I imagine that zip ties would be very slippery on wet pavement. Or dry pavement even. That's great in a skidding contest. Not so good for a mixed surface ride home.

Joe Chapline
12-16-2010, 12:37 PM
I'm working from home (as I do most days now) but took the snow-tire-equipped bike out for a short test ride in the 1/4" of fresh snow we have in Baltimore. No problems. I'll keep taking it out as conditions change and try to get a good feel for the tires, hopefully without hitting the pavement. I would not have thought about doing this a year ago, so thanks, forum.

12-16-2010, 12:48 PM
Cool that we expanded your view on when you can ride.

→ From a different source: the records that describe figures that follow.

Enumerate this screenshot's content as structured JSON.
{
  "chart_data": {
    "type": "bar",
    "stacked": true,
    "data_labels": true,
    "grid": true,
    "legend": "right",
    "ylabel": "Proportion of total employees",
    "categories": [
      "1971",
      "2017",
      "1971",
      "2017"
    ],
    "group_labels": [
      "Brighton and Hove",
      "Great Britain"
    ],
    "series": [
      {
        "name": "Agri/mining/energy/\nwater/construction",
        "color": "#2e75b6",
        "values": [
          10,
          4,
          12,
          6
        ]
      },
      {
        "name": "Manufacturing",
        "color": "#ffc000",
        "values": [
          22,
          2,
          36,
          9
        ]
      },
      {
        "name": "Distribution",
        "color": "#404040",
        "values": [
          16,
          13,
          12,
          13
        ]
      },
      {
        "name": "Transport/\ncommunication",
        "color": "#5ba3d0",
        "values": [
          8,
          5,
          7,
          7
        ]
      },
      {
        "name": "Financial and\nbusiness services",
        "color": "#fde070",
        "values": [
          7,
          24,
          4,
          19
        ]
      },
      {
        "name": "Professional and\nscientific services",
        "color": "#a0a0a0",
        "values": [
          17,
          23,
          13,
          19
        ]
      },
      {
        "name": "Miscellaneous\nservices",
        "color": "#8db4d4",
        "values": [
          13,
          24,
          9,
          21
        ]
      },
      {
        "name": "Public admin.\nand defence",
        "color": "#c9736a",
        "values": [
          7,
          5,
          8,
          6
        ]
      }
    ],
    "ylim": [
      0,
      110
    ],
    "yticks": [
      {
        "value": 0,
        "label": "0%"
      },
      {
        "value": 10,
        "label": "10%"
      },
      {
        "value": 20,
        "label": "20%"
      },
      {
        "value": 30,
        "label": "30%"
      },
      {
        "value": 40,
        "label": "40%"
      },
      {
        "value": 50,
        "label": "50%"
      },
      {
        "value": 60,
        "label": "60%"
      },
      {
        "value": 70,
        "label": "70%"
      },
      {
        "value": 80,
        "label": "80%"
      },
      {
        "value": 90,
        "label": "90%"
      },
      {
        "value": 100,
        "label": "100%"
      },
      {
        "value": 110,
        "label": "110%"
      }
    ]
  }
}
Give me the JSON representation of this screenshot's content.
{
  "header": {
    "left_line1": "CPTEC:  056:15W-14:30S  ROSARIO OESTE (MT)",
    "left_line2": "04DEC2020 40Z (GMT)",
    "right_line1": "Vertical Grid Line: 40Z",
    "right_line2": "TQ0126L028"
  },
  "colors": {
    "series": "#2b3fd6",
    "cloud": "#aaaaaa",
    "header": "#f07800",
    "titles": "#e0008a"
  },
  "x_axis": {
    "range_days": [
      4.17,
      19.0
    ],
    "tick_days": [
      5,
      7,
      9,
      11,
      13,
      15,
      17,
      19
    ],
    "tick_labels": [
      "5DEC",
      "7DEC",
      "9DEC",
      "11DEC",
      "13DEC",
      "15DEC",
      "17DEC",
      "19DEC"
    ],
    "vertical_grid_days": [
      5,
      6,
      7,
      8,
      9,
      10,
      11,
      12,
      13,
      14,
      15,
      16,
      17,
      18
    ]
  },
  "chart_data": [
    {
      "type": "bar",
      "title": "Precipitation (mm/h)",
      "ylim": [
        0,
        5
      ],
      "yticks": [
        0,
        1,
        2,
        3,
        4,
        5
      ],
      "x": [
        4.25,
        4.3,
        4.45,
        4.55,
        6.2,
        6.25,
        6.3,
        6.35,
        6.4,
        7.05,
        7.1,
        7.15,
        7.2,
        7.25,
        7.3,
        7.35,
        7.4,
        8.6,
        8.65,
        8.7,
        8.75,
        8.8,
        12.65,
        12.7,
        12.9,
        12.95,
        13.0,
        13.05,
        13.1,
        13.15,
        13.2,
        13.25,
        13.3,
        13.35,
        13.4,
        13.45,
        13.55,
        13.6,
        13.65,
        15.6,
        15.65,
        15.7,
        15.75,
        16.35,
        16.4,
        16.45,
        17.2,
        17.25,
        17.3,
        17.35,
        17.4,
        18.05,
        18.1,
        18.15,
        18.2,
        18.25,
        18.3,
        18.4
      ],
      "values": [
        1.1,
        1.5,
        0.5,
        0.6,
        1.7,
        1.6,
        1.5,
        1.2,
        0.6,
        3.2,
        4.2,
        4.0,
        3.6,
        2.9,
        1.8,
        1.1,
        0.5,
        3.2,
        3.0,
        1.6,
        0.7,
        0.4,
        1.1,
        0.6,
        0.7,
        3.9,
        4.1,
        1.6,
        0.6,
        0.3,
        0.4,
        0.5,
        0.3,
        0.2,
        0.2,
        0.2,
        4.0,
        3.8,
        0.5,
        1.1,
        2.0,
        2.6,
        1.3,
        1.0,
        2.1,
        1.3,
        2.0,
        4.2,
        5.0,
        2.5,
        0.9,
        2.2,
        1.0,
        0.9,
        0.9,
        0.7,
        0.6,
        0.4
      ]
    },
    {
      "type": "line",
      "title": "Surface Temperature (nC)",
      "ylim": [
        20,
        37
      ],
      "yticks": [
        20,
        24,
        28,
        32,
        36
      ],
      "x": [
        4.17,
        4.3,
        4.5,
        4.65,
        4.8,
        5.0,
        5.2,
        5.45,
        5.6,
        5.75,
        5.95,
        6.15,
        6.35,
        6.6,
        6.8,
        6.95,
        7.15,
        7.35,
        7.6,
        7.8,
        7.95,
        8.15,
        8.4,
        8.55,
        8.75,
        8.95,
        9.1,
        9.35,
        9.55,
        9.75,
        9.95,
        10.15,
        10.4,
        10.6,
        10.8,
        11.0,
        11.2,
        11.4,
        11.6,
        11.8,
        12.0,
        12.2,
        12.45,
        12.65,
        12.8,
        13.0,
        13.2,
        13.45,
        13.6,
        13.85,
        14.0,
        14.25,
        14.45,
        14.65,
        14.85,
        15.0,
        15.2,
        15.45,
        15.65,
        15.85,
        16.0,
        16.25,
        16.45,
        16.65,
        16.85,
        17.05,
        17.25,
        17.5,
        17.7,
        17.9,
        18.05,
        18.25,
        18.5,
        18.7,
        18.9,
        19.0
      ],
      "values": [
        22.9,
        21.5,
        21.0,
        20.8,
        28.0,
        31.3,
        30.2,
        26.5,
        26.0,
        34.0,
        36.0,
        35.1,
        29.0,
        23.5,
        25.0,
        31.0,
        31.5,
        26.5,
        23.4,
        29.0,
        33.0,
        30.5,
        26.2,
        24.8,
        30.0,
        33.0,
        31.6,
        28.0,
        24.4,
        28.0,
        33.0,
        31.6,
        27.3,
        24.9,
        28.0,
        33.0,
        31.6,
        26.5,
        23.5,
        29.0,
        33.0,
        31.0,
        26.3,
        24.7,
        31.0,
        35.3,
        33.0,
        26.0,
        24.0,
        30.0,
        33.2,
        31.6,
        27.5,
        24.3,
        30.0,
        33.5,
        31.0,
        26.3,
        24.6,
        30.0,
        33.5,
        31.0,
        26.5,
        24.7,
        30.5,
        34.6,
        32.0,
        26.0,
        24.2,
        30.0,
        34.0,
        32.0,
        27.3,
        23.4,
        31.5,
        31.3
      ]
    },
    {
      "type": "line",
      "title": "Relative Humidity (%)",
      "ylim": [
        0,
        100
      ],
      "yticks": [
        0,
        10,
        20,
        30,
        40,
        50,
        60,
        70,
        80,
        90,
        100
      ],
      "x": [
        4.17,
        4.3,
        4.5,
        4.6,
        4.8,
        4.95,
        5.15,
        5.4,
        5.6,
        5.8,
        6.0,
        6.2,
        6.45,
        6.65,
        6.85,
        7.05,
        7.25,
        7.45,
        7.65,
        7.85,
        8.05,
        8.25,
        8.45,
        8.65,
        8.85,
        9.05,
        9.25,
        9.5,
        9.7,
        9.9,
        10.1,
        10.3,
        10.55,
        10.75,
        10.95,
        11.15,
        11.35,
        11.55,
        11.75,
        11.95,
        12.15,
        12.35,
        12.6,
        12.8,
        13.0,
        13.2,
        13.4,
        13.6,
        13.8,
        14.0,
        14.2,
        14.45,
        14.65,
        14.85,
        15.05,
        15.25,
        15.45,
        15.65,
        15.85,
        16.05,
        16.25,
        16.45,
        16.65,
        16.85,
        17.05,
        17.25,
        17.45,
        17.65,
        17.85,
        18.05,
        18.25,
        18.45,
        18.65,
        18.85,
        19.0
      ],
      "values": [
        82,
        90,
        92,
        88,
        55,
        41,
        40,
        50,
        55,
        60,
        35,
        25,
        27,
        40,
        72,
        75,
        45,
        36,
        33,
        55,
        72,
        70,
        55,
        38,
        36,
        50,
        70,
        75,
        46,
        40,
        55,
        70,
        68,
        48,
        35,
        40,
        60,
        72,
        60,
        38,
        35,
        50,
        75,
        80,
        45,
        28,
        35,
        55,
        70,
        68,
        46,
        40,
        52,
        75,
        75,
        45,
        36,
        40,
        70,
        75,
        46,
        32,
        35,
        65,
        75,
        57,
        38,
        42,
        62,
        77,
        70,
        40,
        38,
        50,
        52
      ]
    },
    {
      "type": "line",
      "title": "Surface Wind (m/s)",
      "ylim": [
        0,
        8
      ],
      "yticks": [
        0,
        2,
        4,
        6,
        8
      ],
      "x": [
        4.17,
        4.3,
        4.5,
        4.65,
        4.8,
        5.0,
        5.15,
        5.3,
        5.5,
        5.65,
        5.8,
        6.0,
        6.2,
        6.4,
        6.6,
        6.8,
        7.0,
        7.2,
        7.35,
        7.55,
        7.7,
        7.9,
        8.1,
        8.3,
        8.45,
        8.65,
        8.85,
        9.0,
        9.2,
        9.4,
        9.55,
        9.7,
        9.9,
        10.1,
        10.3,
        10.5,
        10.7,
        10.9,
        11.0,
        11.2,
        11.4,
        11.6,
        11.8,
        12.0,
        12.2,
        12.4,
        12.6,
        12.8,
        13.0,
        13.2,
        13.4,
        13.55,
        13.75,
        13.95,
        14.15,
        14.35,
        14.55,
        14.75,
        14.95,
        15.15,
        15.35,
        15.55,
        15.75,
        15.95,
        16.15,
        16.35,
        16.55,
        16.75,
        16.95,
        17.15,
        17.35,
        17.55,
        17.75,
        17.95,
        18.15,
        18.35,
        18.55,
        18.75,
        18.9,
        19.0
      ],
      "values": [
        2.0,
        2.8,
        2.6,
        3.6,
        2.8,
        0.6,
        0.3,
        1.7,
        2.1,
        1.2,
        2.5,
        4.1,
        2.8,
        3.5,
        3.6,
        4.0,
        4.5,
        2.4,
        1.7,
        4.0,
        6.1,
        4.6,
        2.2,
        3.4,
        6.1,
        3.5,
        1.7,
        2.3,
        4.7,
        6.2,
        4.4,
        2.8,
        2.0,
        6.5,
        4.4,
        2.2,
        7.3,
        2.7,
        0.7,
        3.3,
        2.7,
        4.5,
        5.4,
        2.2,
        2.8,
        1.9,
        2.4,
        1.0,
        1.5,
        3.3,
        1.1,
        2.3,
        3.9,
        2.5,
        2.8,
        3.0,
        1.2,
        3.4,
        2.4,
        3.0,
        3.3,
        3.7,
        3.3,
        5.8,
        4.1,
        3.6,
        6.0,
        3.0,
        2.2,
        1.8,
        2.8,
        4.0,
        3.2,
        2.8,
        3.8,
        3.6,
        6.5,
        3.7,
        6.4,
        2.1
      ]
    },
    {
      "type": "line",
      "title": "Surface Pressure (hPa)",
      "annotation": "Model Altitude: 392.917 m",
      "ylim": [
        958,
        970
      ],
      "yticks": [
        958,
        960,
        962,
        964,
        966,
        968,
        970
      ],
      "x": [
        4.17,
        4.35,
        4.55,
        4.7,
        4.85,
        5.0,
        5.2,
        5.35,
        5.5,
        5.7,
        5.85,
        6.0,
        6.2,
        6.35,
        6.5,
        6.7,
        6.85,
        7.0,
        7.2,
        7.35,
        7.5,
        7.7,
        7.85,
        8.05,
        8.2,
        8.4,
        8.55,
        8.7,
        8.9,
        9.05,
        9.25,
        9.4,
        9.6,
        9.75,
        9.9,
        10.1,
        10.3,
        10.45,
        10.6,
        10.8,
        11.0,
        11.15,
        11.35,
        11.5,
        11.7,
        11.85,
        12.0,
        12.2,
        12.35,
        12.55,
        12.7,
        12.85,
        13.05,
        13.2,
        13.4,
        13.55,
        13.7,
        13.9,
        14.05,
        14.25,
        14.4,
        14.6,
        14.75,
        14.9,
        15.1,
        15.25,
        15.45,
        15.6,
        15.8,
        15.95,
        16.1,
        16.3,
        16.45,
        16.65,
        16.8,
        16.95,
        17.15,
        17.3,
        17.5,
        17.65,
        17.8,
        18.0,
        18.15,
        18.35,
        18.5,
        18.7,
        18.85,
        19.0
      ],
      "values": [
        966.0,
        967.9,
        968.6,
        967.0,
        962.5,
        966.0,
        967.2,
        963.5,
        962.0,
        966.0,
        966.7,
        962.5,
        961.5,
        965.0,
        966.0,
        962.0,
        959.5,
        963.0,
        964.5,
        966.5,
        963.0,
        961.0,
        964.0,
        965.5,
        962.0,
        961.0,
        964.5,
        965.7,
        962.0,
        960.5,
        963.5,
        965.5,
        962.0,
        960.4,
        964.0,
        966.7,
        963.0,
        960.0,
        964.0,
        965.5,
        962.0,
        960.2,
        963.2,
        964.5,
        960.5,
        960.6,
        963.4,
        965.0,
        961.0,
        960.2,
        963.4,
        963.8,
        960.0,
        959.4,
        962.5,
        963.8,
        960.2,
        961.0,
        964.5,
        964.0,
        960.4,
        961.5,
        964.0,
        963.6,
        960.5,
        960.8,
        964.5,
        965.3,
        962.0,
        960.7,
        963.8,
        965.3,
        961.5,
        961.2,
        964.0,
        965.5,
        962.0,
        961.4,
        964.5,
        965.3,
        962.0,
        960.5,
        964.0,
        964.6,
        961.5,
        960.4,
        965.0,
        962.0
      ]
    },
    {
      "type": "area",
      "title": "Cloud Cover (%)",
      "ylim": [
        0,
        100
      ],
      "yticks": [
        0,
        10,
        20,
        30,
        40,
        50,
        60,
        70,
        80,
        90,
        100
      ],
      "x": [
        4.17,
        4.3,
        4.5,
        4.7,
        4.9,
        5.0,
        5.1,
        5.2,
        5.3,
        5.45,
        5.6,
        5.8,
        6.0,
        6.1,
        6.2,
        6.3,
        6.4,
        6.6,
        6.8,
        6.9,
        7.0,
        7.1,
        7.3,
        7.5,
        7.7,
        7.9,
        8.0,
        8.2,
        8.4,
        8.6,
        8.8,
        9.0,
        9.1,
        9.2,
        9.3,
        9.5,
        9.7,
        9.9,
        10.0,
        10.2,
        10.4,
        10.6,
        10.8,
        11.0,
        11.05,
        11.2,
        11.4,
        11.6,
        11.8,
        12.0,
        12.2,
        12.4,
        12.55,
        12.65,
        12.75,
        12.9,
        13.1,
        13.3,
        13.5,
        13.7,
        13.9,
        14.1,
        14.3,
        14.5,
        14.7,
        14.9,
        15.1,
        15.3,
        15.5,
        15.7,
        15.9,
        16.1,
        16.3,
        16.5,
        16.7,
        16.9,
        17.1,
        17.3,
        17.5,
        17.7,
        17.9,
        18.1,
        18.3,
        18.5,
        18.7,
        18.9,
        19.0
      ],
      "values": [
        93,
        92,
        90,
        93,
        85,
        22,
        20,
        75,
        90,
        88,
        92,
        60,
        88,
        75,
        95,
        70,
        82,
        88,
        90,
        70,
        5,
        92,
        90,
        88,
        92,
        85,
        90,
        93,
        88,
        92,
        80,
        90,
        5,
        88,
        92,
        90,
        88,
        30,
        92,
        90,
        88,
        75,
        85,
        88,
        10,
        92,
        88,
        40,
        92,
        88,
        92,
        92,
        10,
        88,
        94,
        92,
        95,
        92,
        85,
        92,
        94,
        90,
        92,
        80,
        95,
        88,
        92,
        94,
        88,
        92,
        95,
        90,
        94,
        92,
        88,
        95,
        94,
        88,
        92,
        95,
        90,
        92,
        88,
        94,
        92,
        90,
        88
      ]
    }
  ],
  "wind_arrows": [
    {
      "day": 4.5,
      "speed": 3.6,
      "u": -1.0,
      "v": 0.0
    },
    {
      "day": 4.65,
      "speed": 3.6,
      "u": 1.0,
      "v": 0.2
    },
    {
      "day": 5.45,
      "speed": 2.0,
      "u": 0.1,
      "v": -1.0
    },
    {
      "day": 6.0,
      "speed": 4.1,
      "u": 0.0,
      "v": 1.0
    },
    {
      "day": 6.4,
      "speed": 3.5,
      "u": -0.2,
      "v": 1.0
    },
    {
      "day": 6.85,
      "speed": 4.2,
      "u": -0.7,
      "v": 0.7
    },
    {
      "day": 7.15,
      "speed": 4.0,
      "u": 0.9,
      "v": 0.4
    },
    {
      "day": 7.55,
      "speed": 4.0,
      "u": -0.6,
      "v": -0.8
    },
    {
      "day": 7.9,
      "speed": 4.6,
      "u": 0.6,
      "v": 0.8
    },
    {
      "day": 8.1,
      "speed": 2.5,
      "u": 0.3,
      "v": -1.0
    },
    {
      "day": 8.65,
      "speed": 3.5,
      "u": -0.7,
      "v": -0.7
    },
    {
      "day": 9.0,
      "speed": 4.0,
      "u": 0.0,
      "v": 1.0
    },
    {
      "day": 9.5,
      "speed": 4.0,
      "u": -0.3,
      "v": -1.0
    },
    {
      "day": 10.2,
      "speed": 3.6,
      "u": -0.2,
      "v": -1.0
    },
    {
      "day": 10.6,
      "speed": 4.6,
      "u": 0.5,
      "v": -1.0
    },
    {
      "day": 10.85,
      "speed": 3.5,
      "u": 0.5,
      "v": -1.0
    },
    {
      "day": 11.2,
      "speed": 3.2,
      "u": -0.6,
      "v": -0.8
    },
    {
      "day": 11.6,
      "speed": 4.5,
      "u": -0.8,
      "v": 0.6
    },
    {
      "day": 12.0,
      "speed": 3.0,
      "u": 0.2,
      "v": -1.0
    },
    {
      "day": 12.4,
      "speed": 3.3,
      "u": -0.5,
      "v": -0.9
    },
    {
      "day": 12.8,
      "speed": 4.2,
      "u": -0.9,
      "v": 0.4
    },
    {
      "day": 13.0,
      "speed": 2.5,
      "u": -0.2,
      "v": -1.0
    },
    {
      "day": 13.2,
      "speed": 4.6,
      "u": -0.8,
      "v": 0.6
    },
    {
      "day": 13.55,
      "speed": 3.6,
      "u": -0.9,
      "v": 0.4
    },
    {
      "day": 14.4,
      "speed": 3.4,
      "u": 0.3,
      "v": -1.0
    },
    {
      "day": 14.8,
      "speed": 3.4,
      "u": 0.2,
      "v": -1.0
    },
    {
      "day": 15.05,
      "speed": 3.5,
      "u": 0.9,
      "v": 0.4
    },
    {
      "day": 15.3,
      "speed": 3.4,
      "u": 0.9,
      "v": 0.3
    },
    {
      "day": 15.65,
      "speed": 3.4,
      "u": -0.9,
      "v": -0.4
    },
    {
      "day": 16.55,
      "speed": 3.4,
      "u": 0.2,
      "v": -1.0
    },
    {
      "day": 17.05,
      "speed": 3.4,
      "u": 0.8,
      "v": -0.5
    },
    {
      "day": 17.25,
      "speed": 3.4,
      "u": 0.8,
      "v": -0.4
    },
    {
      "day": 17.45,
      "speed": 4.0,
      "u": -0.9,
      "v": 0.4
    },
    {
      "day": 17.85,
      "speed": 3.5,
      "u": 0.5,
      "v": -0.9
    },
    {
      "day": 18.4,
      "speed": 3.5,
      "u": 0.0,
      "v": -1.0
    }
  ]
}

Since the snow is pretty much either fluffy or packed and the ice hasn't really kicked in yet, I chose a fairly aggressive mountain tire today, over the studs. Continental Mountain Kings seem to do really well in this kind of stuff. I thought about riding my fixie with Cross tires, but noticed after riding home last night (with Tim for part of it) that the back tire was a little more bald than I'm comfy with and I didn't feel like changing the gearing to a slightly less leg-busting gear. Grabbed the MTB and the problem is solved. :D

Have fun out there, y'all. This is the fun stuff. If you're riding near traffic, be REALLY careful. They've got nominal control of their vehicles at best.

Joe Chapline
12-16-2010, 05:56 PM
@Dirt: my "regular" tires, that came with my Specialized bike, have a smooth rolling surface -- no tread at all. The outside edges are knobby, so they provide traction on curves. I think they're great, but OF COURSE they don't do well on ice. I just never thought about getting different tires for winter, whether studded or something else. A separate set of tires is an expense, but compared to the cost of car maintenance, it's not much. Thanks for the tips.

12-17-2010, 09:23 AM
Vittoria Cross XN Pros work great, too. Enough tread for snow and mud and fast on hard surfaces. Can be inflated to 6 bar. You can ride these year-round, frankly.

12-27-2010, 02:11 PM
Hello --

My question is more basic -- what kind of bicycle is best for snow/ice cycling? My bicycle fleet is very small -- I usually commute on a basic road bike -- and I'm wondering if I need to get a new bike before I investigate studded tires. I have missed bicycling in these last couple of weeks. Thanks.


12-27-2010, 05:14 PM
If you are on a road bike, the first thing you have to look at is how wide a tire can you fit on your current bike. I believe the narrowest studded tire is a 700X32. A wider tire with a knobbier profile works better in snow. A studded tire is best on ice. I believe Dirt had some good comments. If you are interested, look at the studded tire discussion at http://www.peterwhitecycles.com/studdedtires.asp.

Joe Chapline
12-27-2010, 05:44 PM
Following up on consularrider's comment, OneEight commented below about a tire designed for cyclocross, which is done with road bikes. BikeArlington also mentions cyclocross tires on their Winter Cycling (http://www.bikearlington.com/pages/biking-in-arlington/winter-cycling/) page. As long as you have wheels that can accommodate a wide-enough tire, you have choices that could make the road bike you have now also your winter bike, with a change of tires.